Born: January 12, 1876
San Francisco, California Jack London.
Died: November 22, 1916
Glen Ellen, California
American author: American author and supporter of socialism (a system of social organization in which the government owns and manages the distribution and production of goods) Jack London wrote popular adventure stories and social tracts (pamphlets) based on unusual personal experiences. At their best, his works are powerful and moving stories.

Early life: Jack London was born John Griffith Chaney in San Francisco, California, in 1916, the son of Flora Wellman and Henry Chaney. Jack's parents were not married at the time of his birth. Flora married a widower, John London, the same year that her son was born. John was a loving stepfather, but undertook several business and agricultural enterprises that turned out to be unsuccessful. The family, which included Eliza and Ida, daughters of John London's first marriage, moved often. Because the economic circumstances of Jack's family steadily declined, he held several jobs at the early age of ten. He delivered papers, worked on an ice wagon, and set up pins in a bowling alley, all while going to school. Almost all of the money he earned was turned over to his parents. At the age of thirteen he left school and continued to do odd jobs.
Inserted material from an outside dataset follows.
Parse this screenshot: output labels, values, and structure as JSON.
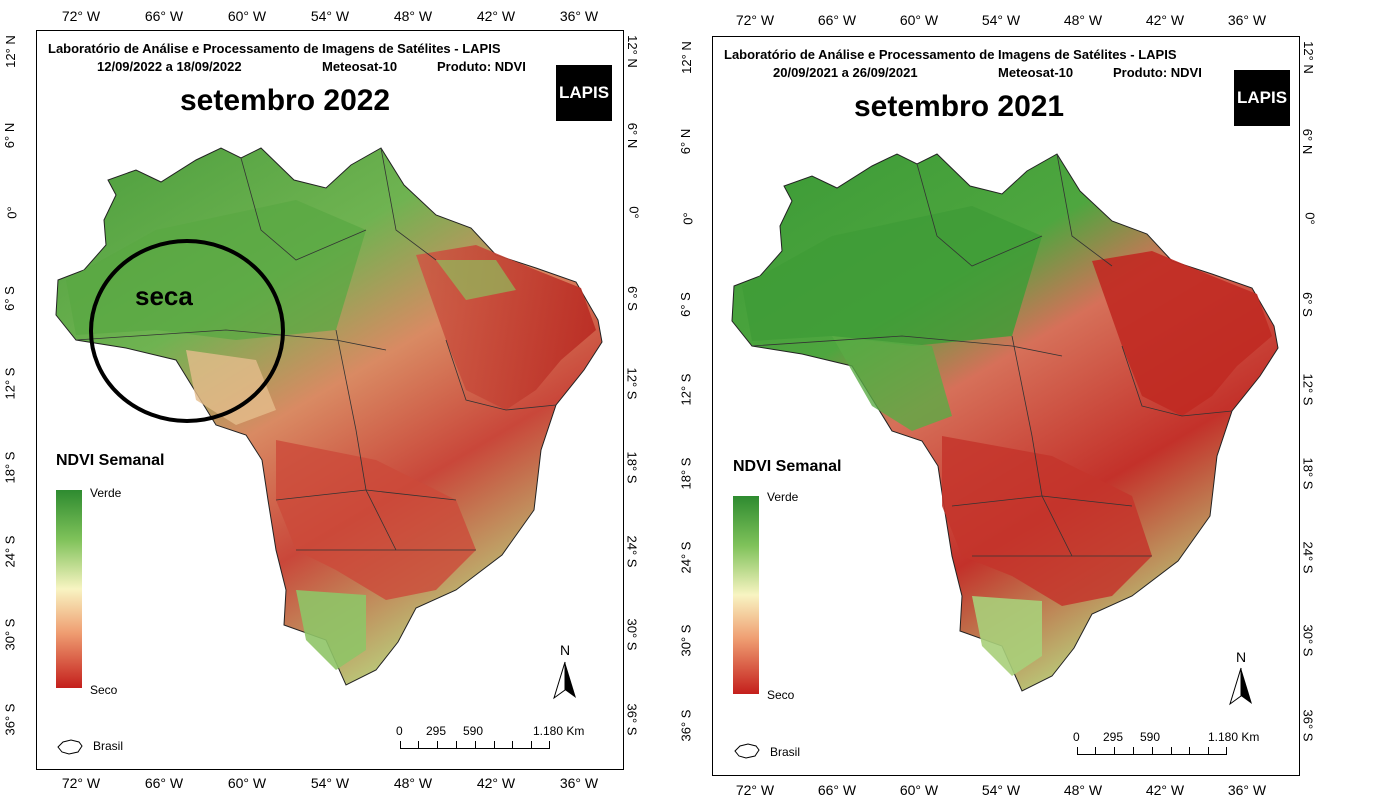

He managed to buy a fourteen-foot skiff (small, flat-bottomed open boat) and frequently sailed out into the Oakland, California, bay, often bringing library books with him.

When Jack was fifteen, John was injured in an accident. Jack went to work in a cannery full time to support his family. The work involved bending over machines that had no safety guards. Jack worked the longest hours he could, often eighteen or twenty hours at a stretch. The pay was ten cents an hour.

Jack escaped from that job by becoming an oyster bed pirate in the San Francisco Bay oyster beds. At sixteen he joined the California Fish Patrol at Benecia. Just after he turned seventeen he signed aboard a ship, the Sophia Sutherland, as an able-bodied seaman and headed to the Pacific Northwest for a seal-hunting expedition. After returning from his sea voyage, Jack worked in a jute (fiber from certain tropical plants used to make rope) mill, and then a power plant.

Jack completed his high school education in a year and went to the University of California for a semester. He traveled to the Alaskan Klondike with the gold prospectors and, after returning to California, launched his writing career.

Survival of the fittest: London won national acclaim for his short stories about the brutal and vigorous life of the Alaskan Yukon, published as The Son of the Wolf (1900). Other writings in the same genre (type) followed. The best known is The Call of the Wild (1903), which describes how an Alaskan dog leaves civilization to join a wolf pack. The Sea-Wolf (1904) tells of the conversion of a civilized man to a simple way of living.

These books stress the primitive survival of the fittest. This stems from London's belief in the theories of evolution that Charles Darwin (1809–1892) wrote about. (Evolution is the theory that groups of organisms may change or develop over a long period of time.) Other tales that developed similar themes are White Fang (1906), The Strength of the Strong (1911), Smoke Bellew (1912), and The Abysmal Brute (1913).

Influence of socialism:London was also influenced by the socialistic theories of Karl Marx (1818–1883). An early book, The People of the Abyss (1903), described slum conditions in London, England. Other books of the same type included The War of the Classes (1905), The Iron Heel (1907), The Valley of the Moon (1913), and The Human Drift (1917).

Two of London's best books are semi-autobiographical (based on his own experiences)— Martin Eden (1909) and John Barleycorn (1913). The former recounts his struggles as a writer; the latter tells about his long-lasting fight against alcoholism.

London's life and work hold many contradictions. He believed in socialism, and he believed in Darwin's idea of survival of the fittest. He felt his own success illustrated the concept of the superman who stands above the ordinary person and triumphs by force of will. Although his work is often regarded as adventure stories for young people, it also deals with the adult theme of environmental determinism, or the idea that the world shapes us in ways we are powerless to resist.